Relationships between numerical variables
When two or more measurements are made from each individual in a population, we are usually interested in whether these variables are related to each other. When both variables are numerical, the strength of the relationship can be described with a correlation coefficient and regression models allow us to test whether two variables are related on the basis of sample data.
Relationships between categorical variables
Two categorical measurements may also be related.
As with numerical variables, we may be able to conclude that any relationship between categorical variables is causal if it results from an experiment (e.g. a randomised experiment in which some pea seeds are coated and others are uncoated). From observational data however, we usually cannot deduce a causal relationship — all we can say is that the variables may be associated.
What does association mean?
We say that two variables are associated if knowledge of the value of one tells you something about the likely value of the other.
If the conditional distribution of Y given X = x depends on the value of x, we say that X and Y are associated.

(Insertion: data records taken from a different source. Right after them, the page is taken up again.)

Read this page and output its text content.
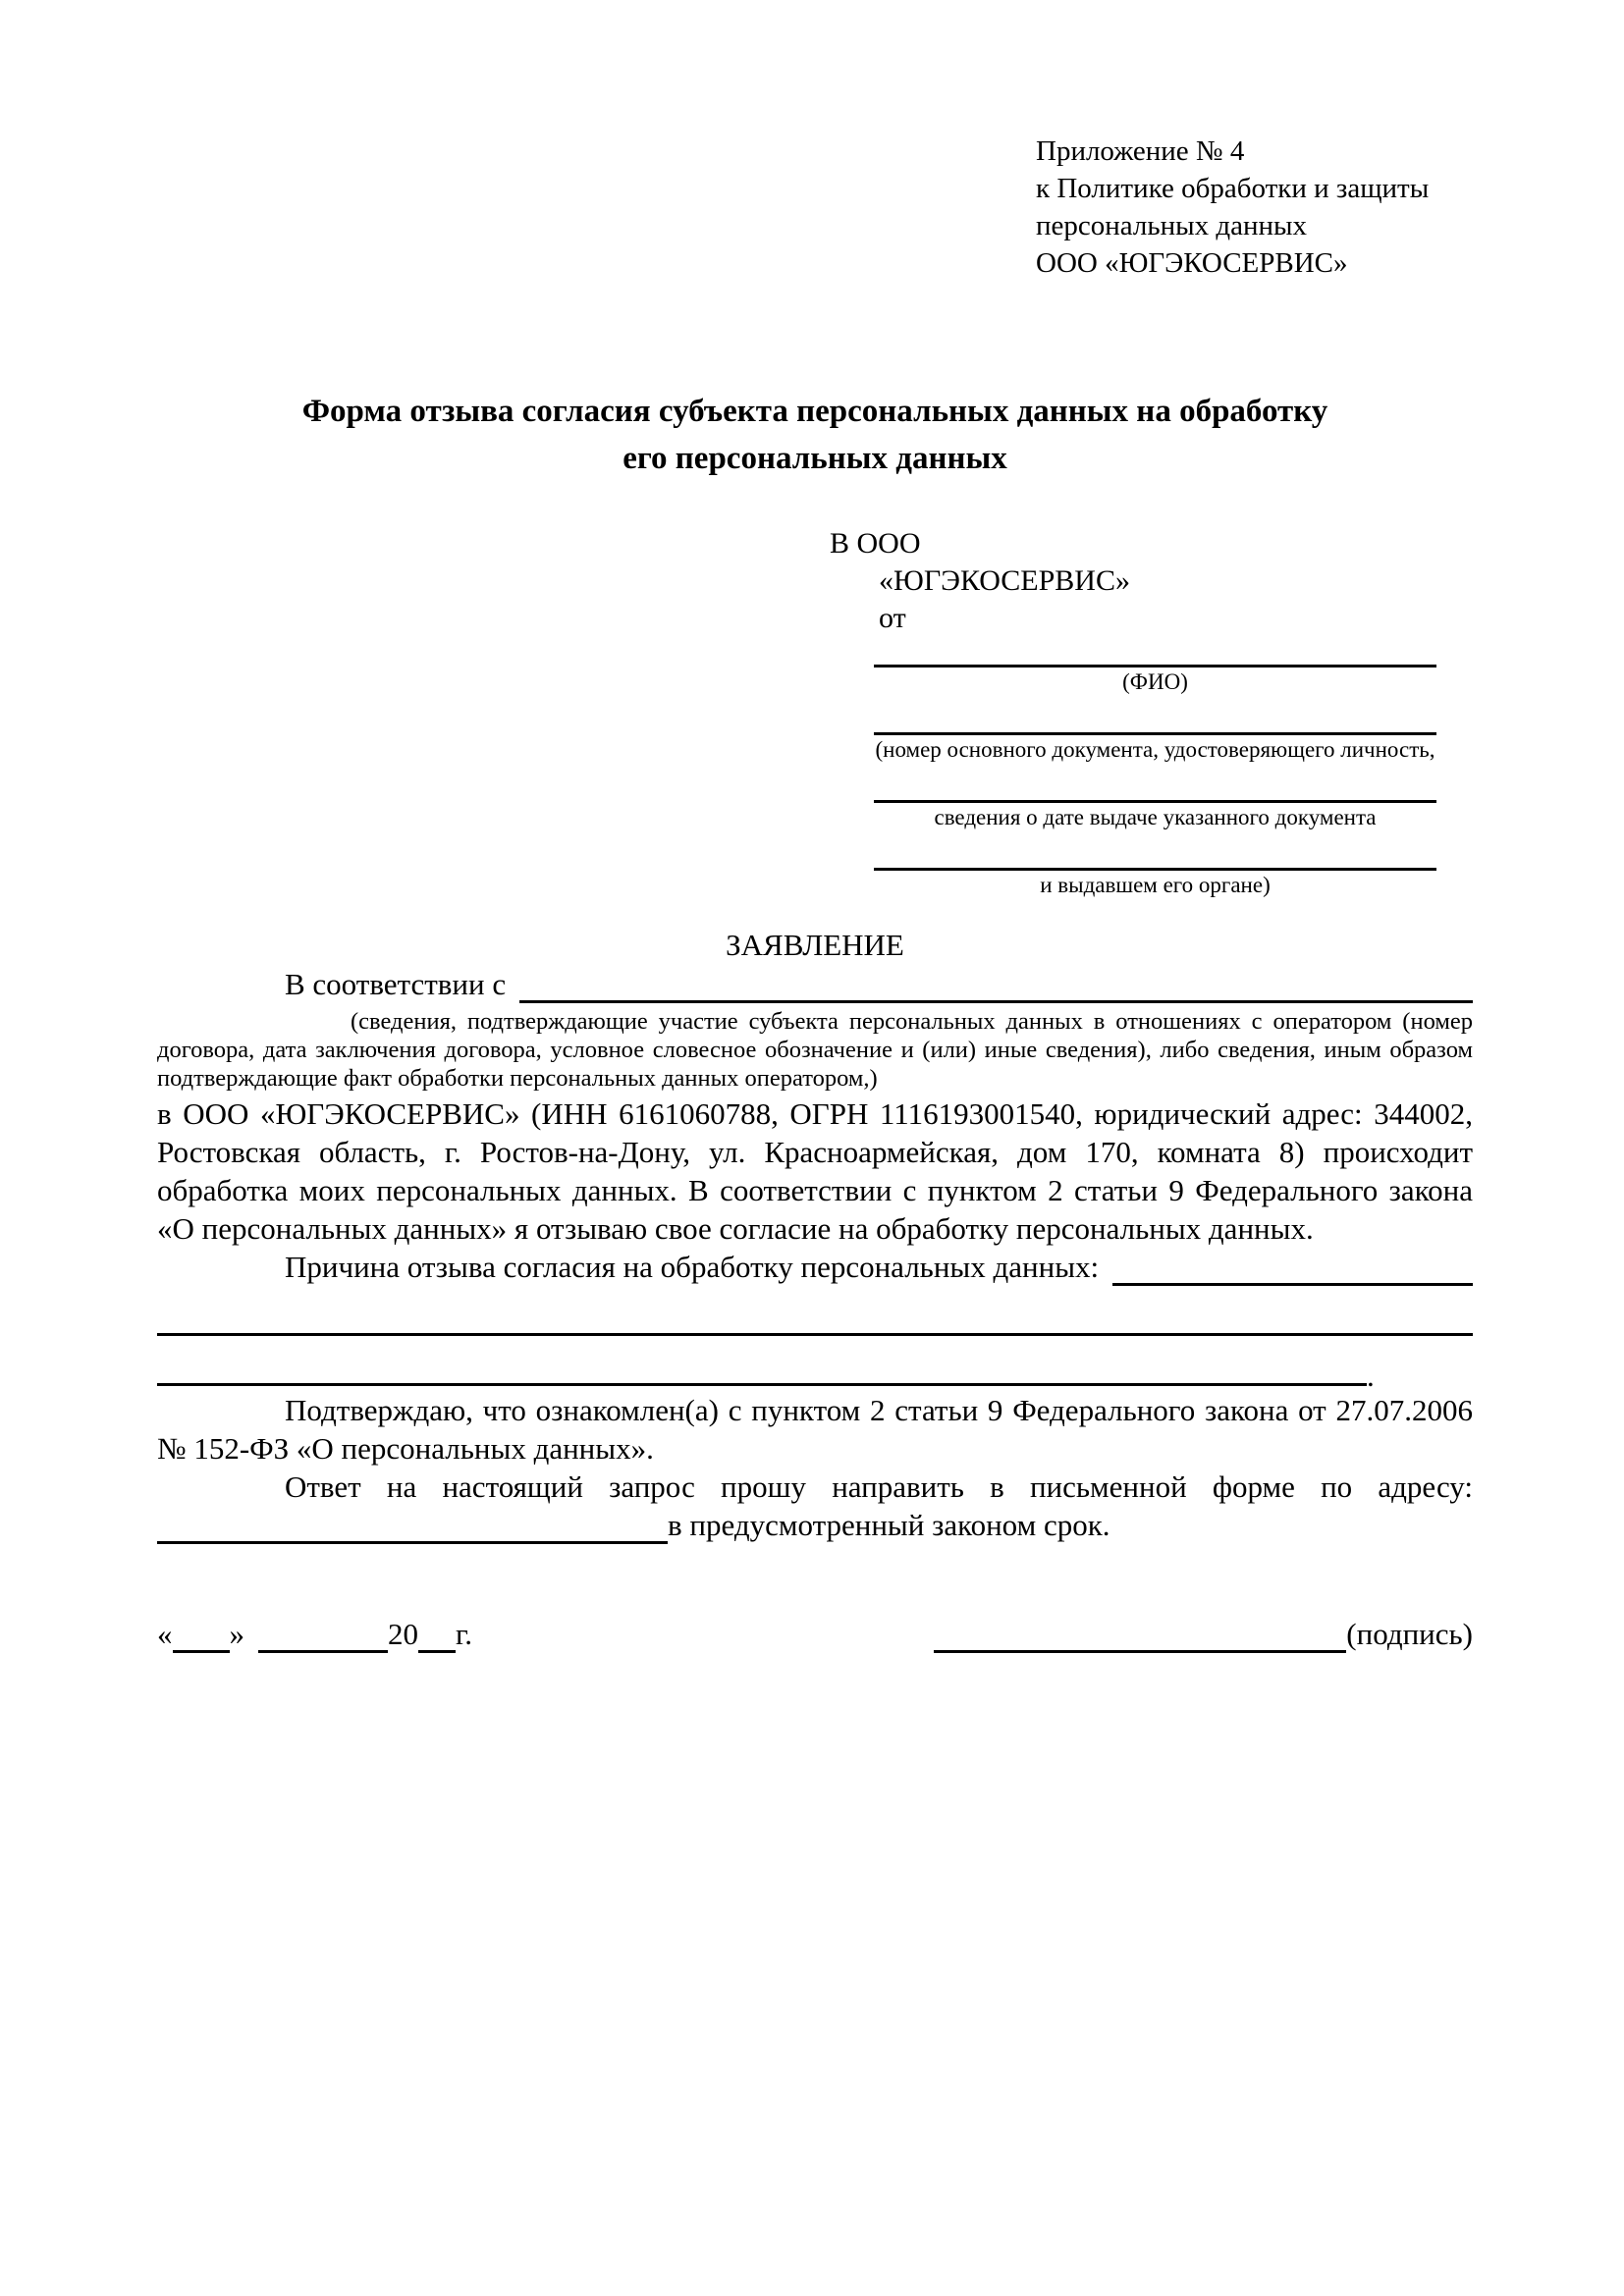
Приложение № 4
к Политике обработки и защиты
персональных данных
ООО «ЮГЭКОСЕРВИС»
Форма отзыва согласия субъекта персональных данных на обработку
его персональных данных
В ООО
«ЮГЭКОСЕРВИС»
от
(ФИО)
(номер основного документа, удостоверяющего личность,
сведения о дате выдаче указанного документа
и выдавшем его органе)
ЗАЯВЛЕНИЕ
В соответствии с
(сведения, подтверждающие участие субъекта персональных данных в отношениях с оператором (номер договора, дата заключения договора, условное словесное обозначение и (или) иные сведения), либо сведения, иным образом подтверждающие факт обработки персональных данных оператором,)
в ООО «ЮГЭКОСЕРВИС» (ИНН 6161060788, ОГРН 1116193001540, юридический адрес: 344002, Ростовская область, г. Ростов-на-Дону, ул. Красноармейская, дом 170, комната 8) происходит обработка моих персональных данных. В соответствии с пунктом 2 статьи 9 Федерального закона «О персональных данных» я отзываю свое согласие на обработку персональных данных.
Причина отзыва согласия на обработку персональных данных:
.
Подтверждаю, что ознакомлен(а) с пунктом 2 статьи 9 Федерального закона от 27.07.2006 № 152-ФЗ «О персональных данных».
Ответ на настоящий запрос прошу направить в письменной форме по адресу:
в предусмотренный законом срок.
« »	20 г.	(подпись)
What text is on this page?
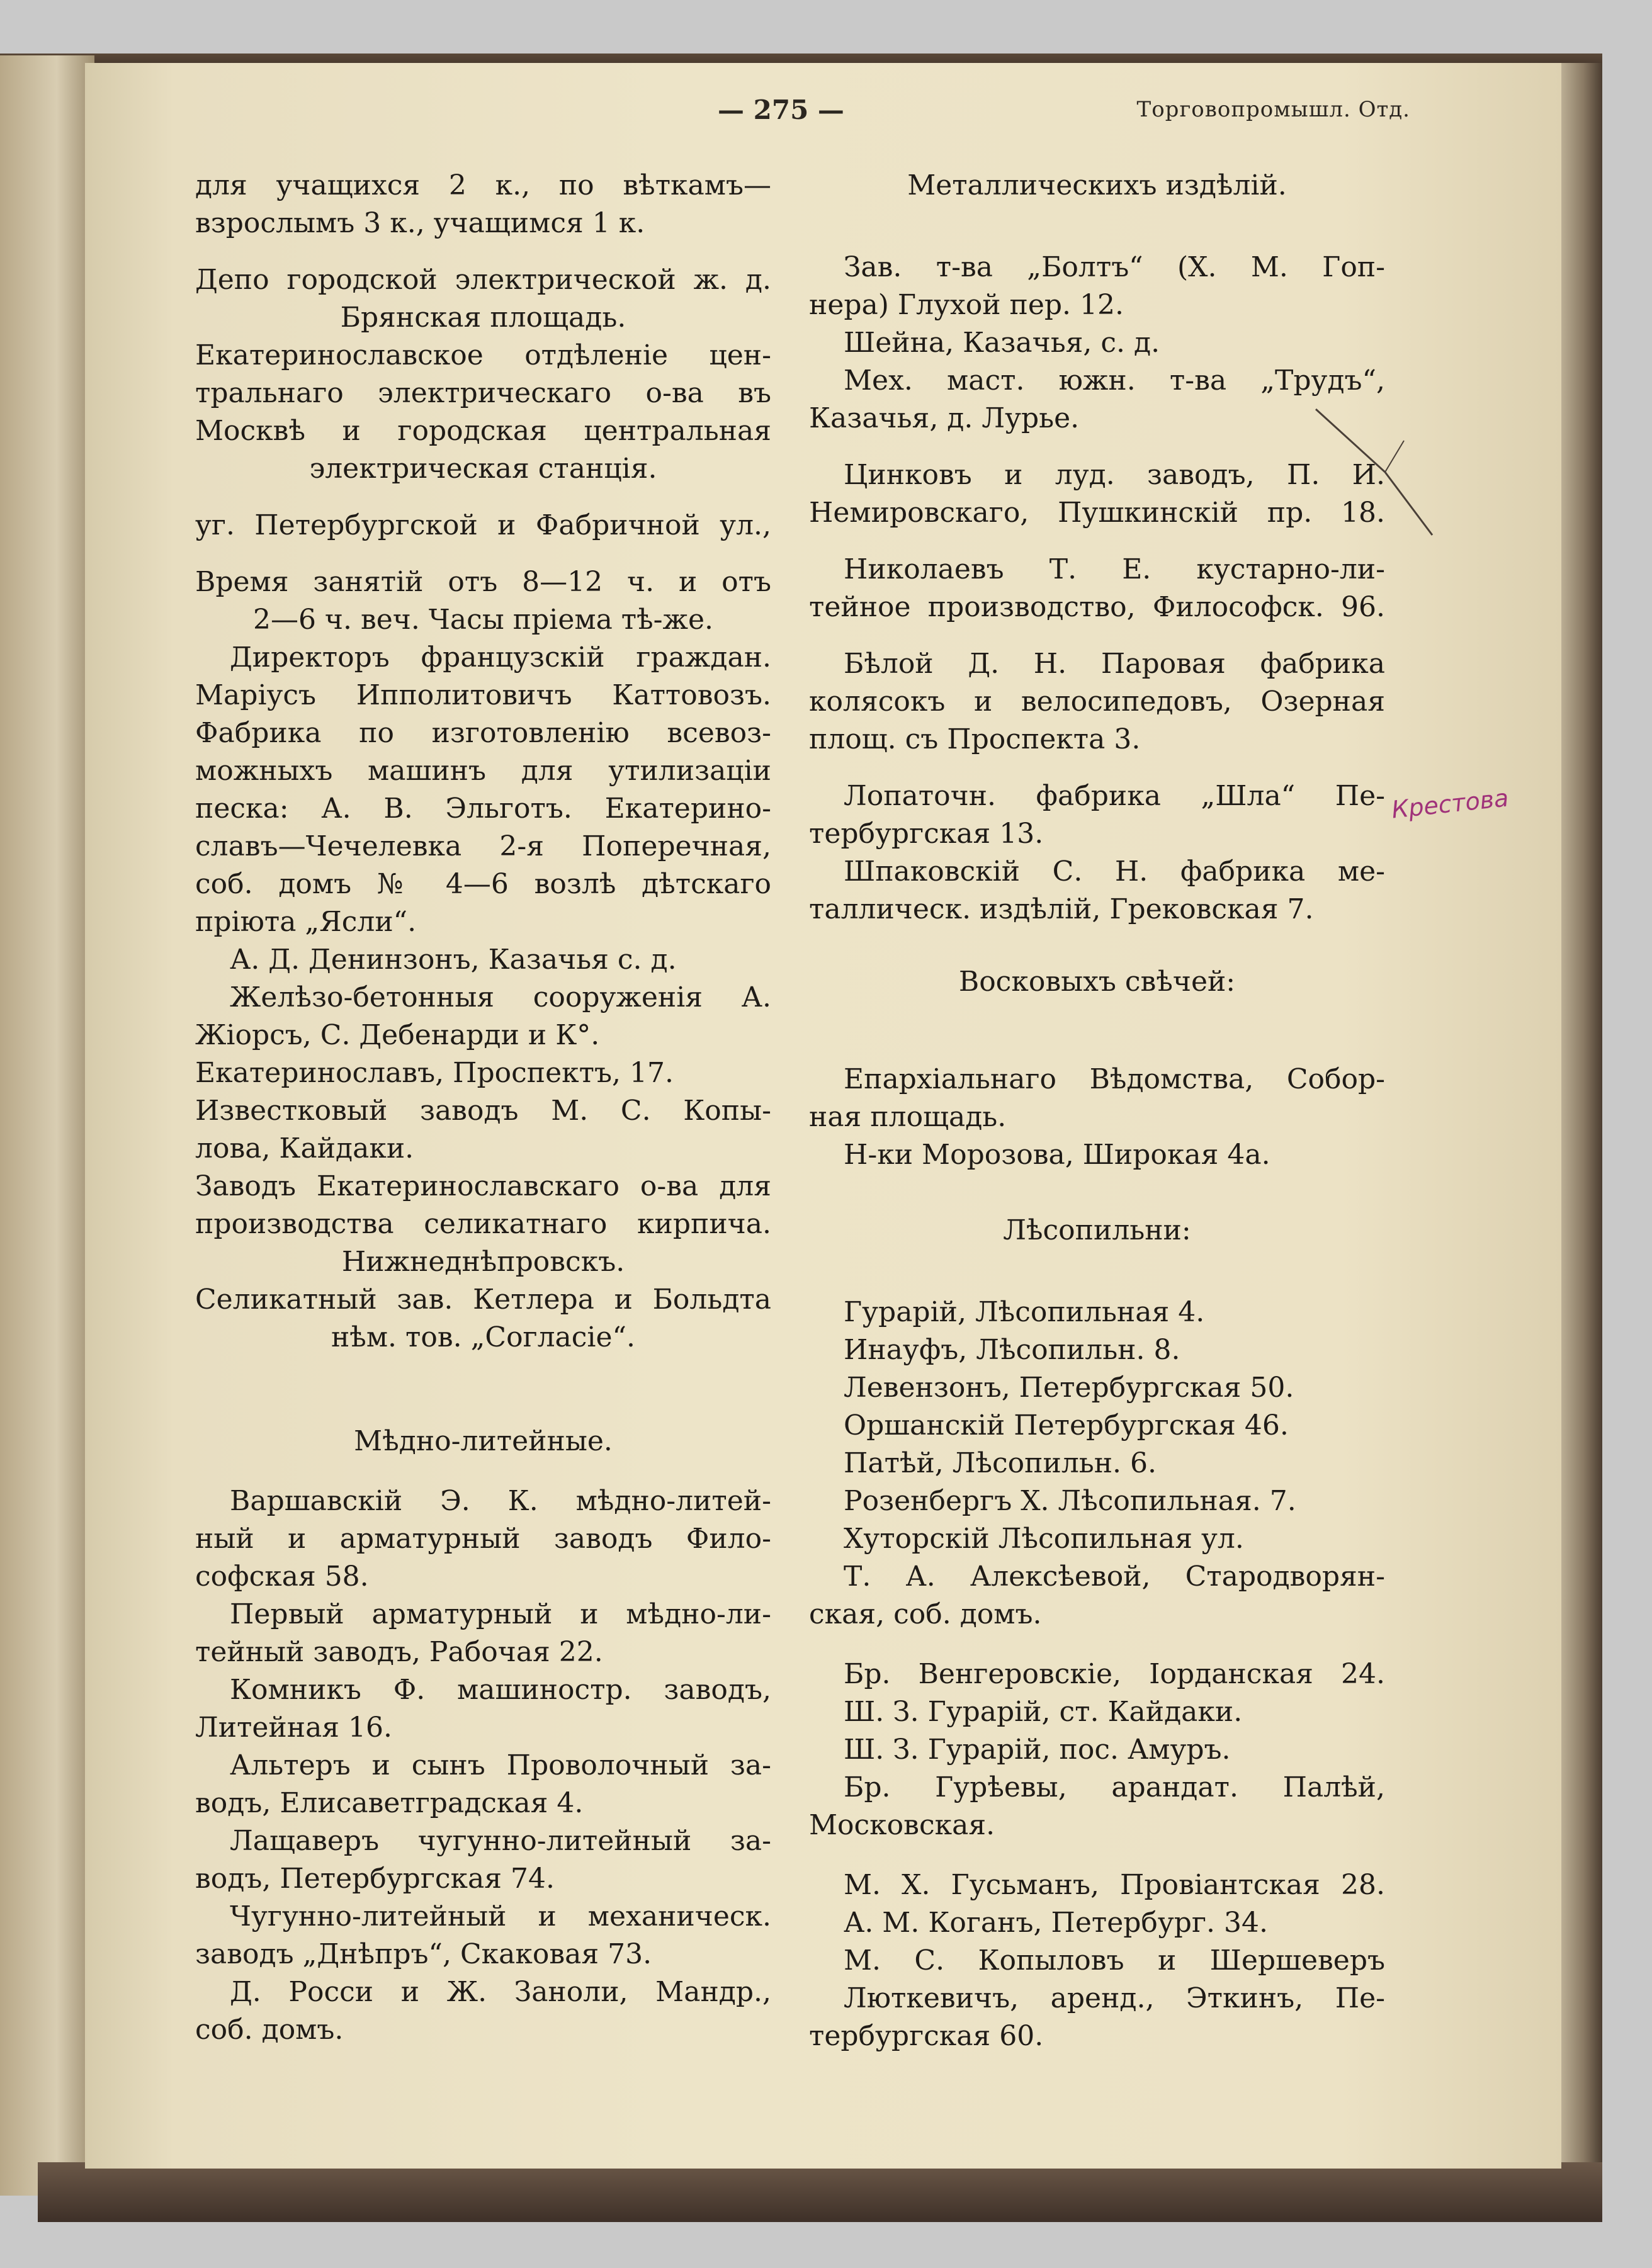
— 275 —	Торговопромышл. Отд.
для учащихся 2 к., по вѣткамъ—
взрослымъ 3 к., учащимся 1 к.
Депо городской электрической ж. д.
Брянская площадь.
Екатеринославское отдѣленіе цен-
тральнаго электрическаго о-ва въ
Москвѣ и городская центральная
электрическая станція.
уг. Петербургской и Фабричной ул.,
Время занятій отъ 8—12 ч. и отъ
2—6 ч. веч. Часы пріема тѣ-же.
Директоръ французскій граждан.
Маріусъ Ипполитовичъ Каттовозъ.
Фабрика по изготовленію всевоз-
можныхъ машинъ для утилизаціи
песка: А. В. Эльготъ. Екатерино-
славъ—Чечелевка 2-я Поперечная,
соб. домъ № 4—6 возлѣ дѣтскаго
пріюта „Ясли“.
А. Д. Денинзонъ, Казачья с. д.
Желѣзо-бетонныя сооруженія А.
Жіорсъ, С. Дебенарди и К°.
Екатеринославъ, Проспектъ, 17.
Известковый заводъ М. С. Копы-
лова, Кайдаки.
Заводъ Екатеринославскаго о-ва для
производства селикатнаго кирпича.
Нижнеднѣпровскъ.
Селикатный зав. Кетлера и Больдта
нѣм. тов. „Согласіе“.
Мѣдно-литейные.
Варшавскій Э. К. мѣдно-литей-
ный и арматурный заводъ Фило-
софская 58.
Первый арматурный и мѣдно-ли-
тейный заводъ, Рабочая 22.
Комникъ Ф. машиностр. заводъ,
Литейная 16.
Альтеръ и сынъ Проволочный за-
водъ, Елисаветградская 4.
Лащаверъ чугунно-литейный за-
водъ, Петербургская 74.
Чугунно-литейный и механическ.
заводъ „Днѣпръ“, Скаковая 73.
Д. Росси и Ж. Заноли, Мандр.,
соб. домъ.
Металлическихъ издѣлій.
Зав. т-ва „Болтъ“ (Х. М. Гоп-
нера) Глухой пер. 12.
Шейна, Казачья, с. д.
Мех. маст. южн. т-ва „Трудъ“,
Казачья, д. Лурье.
Цинковъ и луд. заводъ, П. И.
Немировскаго, Пушкинскій пр. 18.
Николаевъ Т. Е. кустарно-ли-
тейное производство, Философск. 96.
Бѣлой Д. Н. Паровая фабрика
колясокъ и велосипедовъ, Озерная
площ. съ Проспекта 3.
Лопаточн. фабрика „Шла“ Пе-
тербургская 13.
Шпаковскій С. Н. фабрика ме-
таллическ. издѣлій, Грековская 7.
Восковыхъ свѣчей:
Епархіальнаго Вѣдомства, Собор-
ная площадь.
Н-ки Морозова, Широкая 4а.
Лѣсопильни:
Гурарій, Лѣсопильная 4.
Инауфъ, Лѣсопильн. 8.
Левензонъ, Петербургская 50.
Оршанскій Петербургская 46.
Патѣй, Лѣсопильн. 6.
Розенбергъ Х. Лѣсопильная. 7.
Хуторскій Лѣсопильная ул.
Т. А. Алексѣевой, Стародворян-
ская, соб. домъ.
Бр. Венгеровскіе, Іорданская 24.
Ш. З. Гурарій, ст. Кайдаки.
Ш. З. Гурарій, пос. Амуръ.
Бр. Гурѣевы, арандат. Палѣй,
Московская.
М. Х. Гусьманъ, Провіантская 28.
А. М. Коганъ, Петербург. 34.
М. С. Копыловъ и Шершеверъ
Люткевичъ, аренд., Эткинъ, Пе-
тербургская 60.
Крестова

For example, if the conditional distribution of the Job satisfaction of new employees given Job type = secretary is different from the conditional distribution of Job satisfaction given Job type = manager, then we say that Job satisfaction and Job type are associated.
In the next page, we will characterise two variables that are not associated, but first we give an example of variables that are related.
Absenteeism and weight
To illustrate the idea of association, we use a table of joint probabilities that constitute a possible model for absenteeism of employees in a supermarket chain and their weight.
Note that the joint probabilities in this model do not accurately represent the effect of weight on absenteeism — they are only used to illustrate the concepts.
Attendance record | ||||
---|---|---|---|---|
Poor | Satisfactory | Above average | Marginal | |
Underweight | 0.0450 | 0.0900 | 0.0150 | 0.1500 |
Normal | 0.0825 | 0.3025 | 0.1650 | 0.5500 |
Overweight | 0.0500 | 0.1200 | 0.0300 | 0.2000 |
Obese | 0.0300 | 0.0650 | 0.0050 | 0.1000 |
Marginal | 0.1700 | 0.5400 | 0.2900 | 1.0000 |
The implications of this model are best explained from conditional probabilities for athletic performance, given weight:
Attendance record | ||||
---|---|---|---|---|
Poor | Satisfactory | Above average | Total | |
Underweight | 0.30 | 0.60 | 0.10 | 1.0 |
Normal | 0.15 | 0.55 | 0.30 | 1.0 |
Overweight | 0.25 | 0.60 | 0.15 | 1.0 |
Obese | 0.30 | 0.65 | 0.05 | 1.0 |
A proportional Venn diagram displays these conditional probabilities graphically.
If this model is correct, the conditional probability of poor attendance is lowest for staff with 'normal' weight, increasing as weight gets further from 'normal'. Similarly, the probability of above average attendance is highest for those with 'normal' weight.